Rand J A, Bryan R S
Orthop Clin North Am. 1982 Jan;13(1):201-12.
Revision of a total knee arthroplasty is most frequently required because of prosthetic loosening, instability, and failure to restore proper axial alignment. The instability and improper axial alignment may result in abnormal stresses that predispose to component loosening, component failure, and stress fracture of the tibia. Therefore, it is essential to obtain correct axial alignment and soft tissue balance at the time of the initial arthroplasty. Approximately two thirds of those knees having one or more revisions of their arthroplasty will have a satisfactory result. One third will have an unsatisfactory result related to continued pain or restricted motion, or both. We have reported the results in 142 knees, 95 of which had one revision, 37 of which had two revisions, and 10 of which had three revisions. It is essential in such revisions, in our opinion, to thoroughly debride the knee, restore quadriceps balance, establish the correct alignment, minimize bone loss, and use the least possible constraint in the prosthesis combined with an external brace for three to six months.

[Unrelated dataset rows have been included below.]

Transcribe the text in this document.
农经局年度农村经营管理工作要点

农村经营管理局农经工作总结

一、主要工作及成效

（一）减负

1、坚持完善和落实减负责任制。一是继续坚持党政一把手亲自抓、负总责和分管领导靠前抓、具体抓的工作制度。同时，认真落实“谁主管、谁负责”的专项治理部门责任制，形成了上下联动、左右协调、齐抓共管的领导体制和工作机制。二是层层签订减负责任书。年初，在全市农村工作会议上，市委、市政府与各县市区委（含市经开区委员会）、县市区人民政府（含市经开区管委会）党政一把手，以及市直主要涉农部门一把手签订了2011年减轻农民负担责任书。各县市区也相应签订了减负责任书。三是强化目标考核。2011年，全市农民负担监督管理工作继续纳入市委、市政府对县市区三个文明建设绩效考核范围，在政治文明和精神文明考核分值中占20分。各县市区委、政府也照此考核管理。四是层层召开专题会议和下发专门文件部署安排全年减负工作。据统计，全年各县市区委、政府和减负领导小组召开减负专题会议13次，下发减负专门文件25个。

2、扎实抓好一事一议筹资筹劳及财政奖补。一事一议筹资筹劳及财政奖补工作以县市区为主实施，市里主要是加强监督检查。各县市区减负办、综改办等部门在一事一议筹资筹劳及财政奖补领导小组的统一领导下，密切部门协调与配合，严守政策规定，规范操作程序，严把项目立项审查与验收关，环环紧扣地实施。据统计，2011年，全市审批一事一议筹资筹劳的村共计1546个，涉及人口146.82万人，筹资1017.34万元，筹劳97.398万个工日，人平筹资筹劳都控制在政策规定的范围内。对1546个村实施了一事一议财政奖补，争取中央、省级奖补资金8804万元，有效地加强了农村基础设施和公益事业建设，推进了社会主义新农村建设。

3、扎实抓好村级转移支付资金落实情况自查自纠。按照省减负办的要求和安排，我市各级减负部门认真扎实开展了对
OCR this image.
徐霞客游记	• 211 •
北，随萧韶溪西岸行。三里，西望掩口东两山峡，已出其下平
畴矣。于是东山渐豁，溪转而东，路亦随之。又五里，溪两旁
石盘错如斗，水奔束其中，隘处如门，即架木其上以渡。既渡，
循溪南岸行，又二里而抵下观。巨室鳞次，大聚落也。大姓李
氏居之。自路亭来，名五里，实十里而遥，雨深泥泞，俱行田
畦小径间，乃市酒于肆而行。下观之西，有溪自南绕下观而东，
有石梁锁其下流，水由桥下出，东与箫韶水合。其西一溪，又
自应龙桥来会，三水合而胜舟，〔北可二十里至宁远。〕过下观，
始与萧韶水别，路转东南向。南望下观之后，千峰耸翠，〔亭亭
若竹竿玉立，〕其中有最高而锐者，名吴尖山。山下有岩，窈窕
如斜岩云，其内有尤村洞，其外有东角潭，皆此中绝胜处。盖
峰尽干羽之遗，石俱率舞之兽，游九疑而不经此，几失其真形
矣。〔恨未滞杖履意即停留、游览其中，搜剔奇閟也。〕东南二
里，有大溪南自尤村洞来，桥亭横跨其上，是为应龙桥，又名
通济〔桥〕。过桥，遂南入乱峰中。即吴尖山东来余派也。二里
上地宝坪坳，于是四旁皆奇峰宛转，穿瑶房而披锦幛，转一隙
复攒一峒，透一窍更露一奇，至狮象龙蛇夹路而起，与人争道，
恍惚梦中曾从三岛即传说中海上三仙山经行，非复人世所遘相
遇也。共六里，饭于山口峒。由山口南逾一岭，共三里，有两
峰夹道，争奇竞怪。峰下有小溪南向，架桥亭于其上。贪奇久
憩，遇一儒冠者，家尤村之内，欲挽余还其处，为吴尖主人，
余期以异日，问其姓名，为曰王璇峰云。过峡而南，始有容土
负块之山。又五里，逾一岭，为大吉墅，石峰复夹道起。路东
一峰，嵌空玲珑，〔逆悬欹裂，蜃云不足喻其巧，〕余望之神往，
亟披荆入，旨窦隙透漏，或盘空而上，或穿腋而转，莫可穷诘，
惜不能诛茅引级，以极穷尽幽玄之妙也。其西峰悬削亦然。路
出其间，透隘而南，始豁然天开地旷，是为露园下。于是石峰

全膝关节置换术翻修最常见的原因是假体松动、不稳定以及未能恢复正确的轴向对线。不稳定和不正确的轴向对线可能导致异常应力,进而易引发假体松动、假体失效以及胫骨应力性骨折。因此,在初次关节置换时获得正确的轴向对线和软组织平衡至关重要。接受过一次或多次关节置换翻修的膝关节中,约三分之二会有满意的结果。三分之一会因持续疼痛或活动受限,或两者皆有,而有不满意的结果。我们报告了142例膝关节的结果,其中95例进行了一次翻修,37例进行了两次翻修,10例进行了三次翻修。我们认为,在这类翻修手术中,彻底清创膝关节、恢复股四头肌平衡、确立正确对线、尽量减少骨量丢失,并在假体中使用尽可能少的限制性部件,同时结合使用外部支具三至六个月,是必不可少的。